Perchè essere coerenti è così difficile?

Accordo tra pensieri, sentimenti e azioni: questo è ciò che comunemente intendiamo per coerenza. In psicologia si chiama consonanza, un accordo, appunto, di quelli che suonano bene. Peccato che nella vita di tutti giorni poche volte accada. Alzi la mano chi non ha sentito persone, autoproclamatesi coerenti, compiere azioni da far storcere il naso. O ancora, guardando la “propria bisaccia”, chi di noi non si è mai trovato ad affermare qualcosa per poi negarla, poco dopo, con la propria condotta. Al di là della gravità dell’azione in sé, un comportamento incoerente, proprio o altrui, suona male: è, come direbbe Festinger, “dissonante”.

MA PERCHÉ È COSÌ DIFFICILE ESSERE COERENTI?

  • Ogni giorno impariamo qualcosa di nuovo. Le conoscenze che acquisiamo possono, quindi, entrare in conflitto con le cognizioni precedenti, legate a un determinato comportamento.
  • Vivendo in una realtà complessa e difficile da controllare, non è mai tutto bianco o tutto nero. Le contraddizioni sono insite nella nostra natura e nelle situazioni che viviamo. Spesso ci troviamo di fronte a scelte dove le alternative sono entrambe positive o entrambe negative o, peggio, entrambe hanno aspetti sia positivi che negativi. Sono rare le situazioni con un grado di oggettività tale da originare opinioni e comportamenti con un basso grado di contraddittorietà.
  • Accettare un’idea generale non vuol dire essere d’accordo con tutte le sfaccettature che ogni singolo caso può presentare.

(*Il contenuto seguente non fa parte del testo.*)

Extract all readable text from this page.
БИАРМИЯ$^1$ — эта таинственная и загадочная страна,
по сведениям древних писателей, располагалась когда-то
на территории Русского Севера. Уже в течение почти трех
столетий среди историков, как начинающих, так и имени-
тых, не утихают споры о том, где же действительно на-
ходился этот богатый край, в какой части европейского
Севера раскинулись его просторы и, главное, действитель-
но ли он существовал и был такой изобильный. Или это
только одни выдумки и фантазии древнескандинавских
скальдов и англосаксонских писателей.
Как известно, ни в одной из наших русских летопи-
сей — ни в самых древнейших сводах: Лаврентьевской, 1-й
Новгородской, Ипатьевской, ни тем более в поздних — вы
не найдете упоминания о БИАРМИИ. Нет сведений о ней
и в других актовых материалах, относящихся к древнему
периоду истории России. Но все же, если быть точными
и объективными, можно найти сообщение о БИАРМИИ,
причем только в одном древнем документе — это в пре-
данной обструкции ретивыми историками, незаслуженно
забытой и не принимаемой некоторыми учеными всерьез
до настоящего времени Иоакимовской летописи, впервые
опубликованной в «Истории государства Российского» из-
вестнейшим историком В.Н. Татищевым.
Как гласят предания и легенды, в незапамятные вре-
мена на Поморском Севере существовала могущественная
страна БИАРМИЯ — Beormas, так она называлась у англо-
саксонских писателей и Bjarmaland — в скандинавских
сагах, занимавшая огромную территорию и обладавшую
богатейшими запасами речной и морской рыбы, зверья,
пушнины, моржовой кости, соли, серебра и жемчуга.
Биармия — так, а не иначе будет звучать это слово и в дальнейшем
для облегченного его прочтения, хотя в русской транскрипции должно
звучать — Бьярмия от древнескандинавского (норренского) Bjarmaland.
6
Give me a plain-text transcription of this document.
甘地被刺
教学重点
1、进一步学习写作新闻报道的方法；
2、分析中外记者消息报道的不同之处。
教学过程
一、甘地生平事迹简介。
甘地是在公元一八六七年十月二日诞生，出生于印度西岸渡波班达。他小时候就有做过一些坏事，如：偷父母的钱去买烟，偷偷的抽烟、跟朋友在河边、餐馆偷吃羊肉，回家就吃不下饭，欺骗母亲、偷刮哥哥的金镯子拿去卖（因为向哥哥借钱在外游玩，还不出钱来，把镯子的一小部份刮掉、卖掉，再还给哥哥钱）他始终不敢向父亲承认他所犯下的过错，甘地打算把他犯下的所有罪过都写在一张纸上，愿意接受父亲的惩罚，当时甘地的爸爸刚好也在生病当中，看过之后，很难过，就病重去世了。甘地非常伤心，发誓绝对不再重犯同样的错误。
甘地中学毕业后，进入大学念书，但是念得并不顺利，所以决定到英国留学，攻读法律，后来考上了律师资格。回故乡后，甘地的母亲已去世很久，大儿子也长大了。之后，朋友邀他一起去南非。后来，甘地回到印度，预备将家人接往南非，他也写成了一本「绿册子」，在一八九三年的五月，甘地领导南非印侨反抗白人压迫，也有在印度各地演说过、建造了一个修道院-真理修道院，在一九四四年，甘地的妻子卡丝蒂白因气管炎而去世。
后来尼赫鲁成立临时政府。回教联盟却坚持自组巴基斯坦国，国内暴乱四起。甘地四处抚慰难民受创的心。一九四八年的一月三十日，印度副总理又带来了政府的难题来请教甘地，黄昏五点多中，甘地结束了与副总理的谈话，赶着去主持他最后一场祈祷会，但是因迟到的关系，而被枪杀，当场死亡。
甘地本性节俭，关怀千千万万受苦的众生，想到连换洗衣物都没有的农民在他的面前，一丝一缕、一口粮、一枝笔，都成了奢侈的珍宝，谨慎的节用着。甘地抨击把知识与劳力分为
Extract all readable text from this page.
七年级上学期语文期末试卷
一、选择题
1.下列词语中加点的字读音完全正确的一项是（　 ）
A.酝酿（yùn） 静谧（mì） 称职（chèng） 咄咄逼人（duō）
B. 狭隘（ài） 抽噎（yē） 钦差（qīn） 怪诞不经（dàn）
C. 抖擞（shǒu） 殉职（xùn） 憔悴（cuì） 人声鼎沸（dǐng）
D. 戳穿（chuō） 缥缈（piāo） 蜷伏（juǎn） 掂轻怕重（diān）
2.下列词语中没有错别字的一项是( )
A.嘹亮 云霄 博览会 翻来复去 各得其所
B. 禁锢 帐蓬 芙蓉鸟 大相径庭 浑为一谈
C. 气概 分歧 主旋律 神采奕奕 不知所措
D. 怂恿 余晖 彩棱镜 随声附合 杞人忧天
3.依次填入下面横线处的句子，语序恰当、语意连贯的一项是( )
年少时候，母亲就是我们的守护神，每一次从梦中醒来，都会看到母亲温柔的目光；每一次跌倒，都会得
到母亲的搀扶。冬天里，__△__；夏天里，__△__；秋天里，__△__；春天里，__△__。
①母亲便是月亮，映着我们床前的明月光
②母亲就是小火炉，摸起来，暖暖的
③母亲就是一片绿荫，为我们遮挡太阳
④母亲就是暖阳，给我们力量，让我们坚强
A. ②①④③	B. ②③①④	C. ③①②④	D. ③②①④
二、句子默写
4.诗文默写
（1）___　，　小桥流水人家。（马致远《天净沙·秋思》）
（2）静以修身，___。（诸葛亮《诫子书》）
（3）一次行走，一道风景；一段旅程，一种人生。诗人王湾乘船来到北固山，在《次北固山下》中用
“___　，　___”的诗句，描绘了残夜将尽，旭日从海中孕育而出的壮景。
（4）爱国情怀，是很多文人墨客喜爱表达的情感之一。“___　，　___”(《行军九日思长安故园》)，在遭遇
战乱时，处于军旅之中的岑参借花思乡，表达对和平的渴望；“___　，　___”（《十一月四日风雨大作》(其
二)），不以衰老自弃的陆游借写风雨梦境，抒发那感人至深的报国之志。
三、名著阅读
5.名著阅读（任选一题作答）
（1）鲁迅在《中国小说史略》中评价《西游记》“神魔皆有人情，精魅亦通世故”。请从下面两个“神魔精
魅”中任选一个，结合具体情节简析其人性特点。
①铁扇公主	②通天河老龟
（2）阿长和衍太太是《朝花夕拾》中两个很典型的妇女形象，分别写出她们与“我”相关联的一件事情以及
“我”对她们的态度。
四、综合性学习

Quando si forma un’opinione o si prende una decisione, quindi, è naturale che si crei una certa dissonanza tra la cognizione dell’azione da intraprendere e le opinioni o conoscenze che orientano a un’azione diversa. Tale dissonanza crea, tuttavia, una certa tensione che porta la nostra mente a cercare di ridurla il più possibile. Quando sentiamo che qualcosa è incoerente, infatti, cercheremo di modificare il nostro pensiero a riguardo o il nostro agire. C’è anche chi ha così tanta paura della pressione che la dissonanza crea, dall’astenersi dal compiere un’azione o chi, dopo averla compiuta, afferma di aver fatto un errore pur di non entrare in contrasto con l’opinione di partenza.

Questi momenti si rivelano, però, più che necessari alla propria crescita personale. Spesso, infatti, ci comportiamo in un determinato modo perché quel comportamento risponde a qualche codice di astratti e nobili principi morali. Percepire la dissonanza, invece, vuol dire mettersi in discussione, mettersi in contatto con ciò che abbiamo di più umano, il famoso “cogito ergo sum”, penso quindi sono. Non bisogna stupirsi o aver paura delle dissonanze momentanee: il problema si pone quando il comportamento persevera, nonostante la credenza sottostante sia diversa, quando cioè si vive nell’incoerenza.

Il concetto di coerenza a tutti i costi è quindi una pretesa infantile che nasconde una profonda rigidità e incapacità di adattarsi agli eventi. Se, allora, pur di rimanere coerenti ci si nasconde dietro pensieri altrui e socialmente accettabili o, peggio, si mente a se stessi e agli altri, è proprio il caso di dire: benedetta incoerenza!

 

Bibliografia: Leon Festinger, Teoria della dissonanza cognitiva.